Mais la pensée qui mit l'harmonie dans le mouvement des corps célestes a su la mettre aussi dans le mécanisme interne de la société. Nous allons voir les avantages économiques de l'invention échapper à l'individualité, et devenir, pour toujours, le patrimoine commun des masses.
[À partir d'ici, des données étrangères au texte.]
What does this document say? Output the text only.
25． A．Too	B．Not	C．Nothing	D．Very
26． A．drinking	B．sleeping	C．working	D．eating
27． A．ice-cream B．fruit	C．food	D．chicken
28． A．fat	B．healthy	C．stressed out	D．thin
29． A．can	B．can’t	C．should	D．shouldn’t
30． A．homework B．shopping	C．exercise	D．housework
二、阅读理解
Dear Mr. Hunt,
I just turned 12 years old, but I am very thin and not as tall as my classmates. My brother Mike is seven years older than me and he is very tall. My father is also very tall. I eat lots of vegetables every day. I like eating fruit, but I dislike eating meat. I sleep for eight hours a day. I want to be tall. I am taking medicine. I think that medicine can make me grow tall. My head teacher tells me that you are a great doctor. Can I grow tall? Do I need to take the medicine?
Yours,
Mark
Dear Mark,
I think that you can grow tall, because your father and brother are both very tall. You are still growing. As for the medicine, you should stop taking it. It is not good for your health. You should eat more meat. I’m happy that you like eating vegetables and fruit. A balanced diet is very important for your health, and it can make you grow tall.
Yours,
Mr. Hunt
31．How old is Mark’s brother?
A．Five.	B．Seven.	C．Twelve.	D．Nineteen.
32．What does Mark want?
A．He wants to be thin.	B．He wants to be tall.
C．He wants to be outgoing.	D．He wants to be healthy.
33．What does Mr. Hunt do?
En effet, le procédé finit par être connu. Gutenberg n'est plus le seul à imprimer; d'autres personnes l'imitent. Leurs profits sont d'abord considérables. Elles sont récompensées pour être entrées les premières dans la voie de l'imitation, et cela était encore nécessaire, afin qu'elles y fussent attirées et qu'elles concourussent au grand résultat définitif vers lequel nous approchons. Elles gagnent beau

coup, mais elles gagnent moins que l'inventeur, car la concurrence vient de commencer son œuvre. Le prix des livres va toujours baissant. Les bénéfices des imitateurs diminuent à mesure qu'on s'éloigne du jour de l'invention, c'est-à-dire à mesure que l'imitation devient moins méritoire... Bientôt la nouvelle industrie arrive à son état normal; en d'autres termes, la rémunération des imprimeurs n'a plus rien d'exceptionnel et, comme autrefois celle des scribes, elle n'est plus gouvernée que par le taux général des profits. Voilà donc la production, en tant que telle, replacée comme au point de départ. Cependant l'invention n'en est pas moins acquise; l'épargne du temps, du travail, de l'effort pour un résultat donné, pour un nombre déterminé d'exemplaires, n'en est pas moins réalisée. Mais comment se manifeste-t-elle? Par le bon marché des livres. Et au profit de qui? Au profit du consommateur, de la société, de l'humanité. Les imprimeurs, qui désormais n'ont plus aucun mérite exceptionnel, ne reçoivent pas non plus désormais une rémunération exceptionnelle. Comme hommes, comme consommateurs, ils sont sans doute participants des avantages que l'invention a conférés à la communauté. Mais voilà tout. En tant qu'imprimeurs, en tant que producteurs, ils sont rentrés dans les conditions ordinaires de tous les producteurs du pays. La société les paye pour leur travail, et non pour l'utilité de l'invention. Celle-ci est devenue l'héritage commun et gratuit de l'humanité entière.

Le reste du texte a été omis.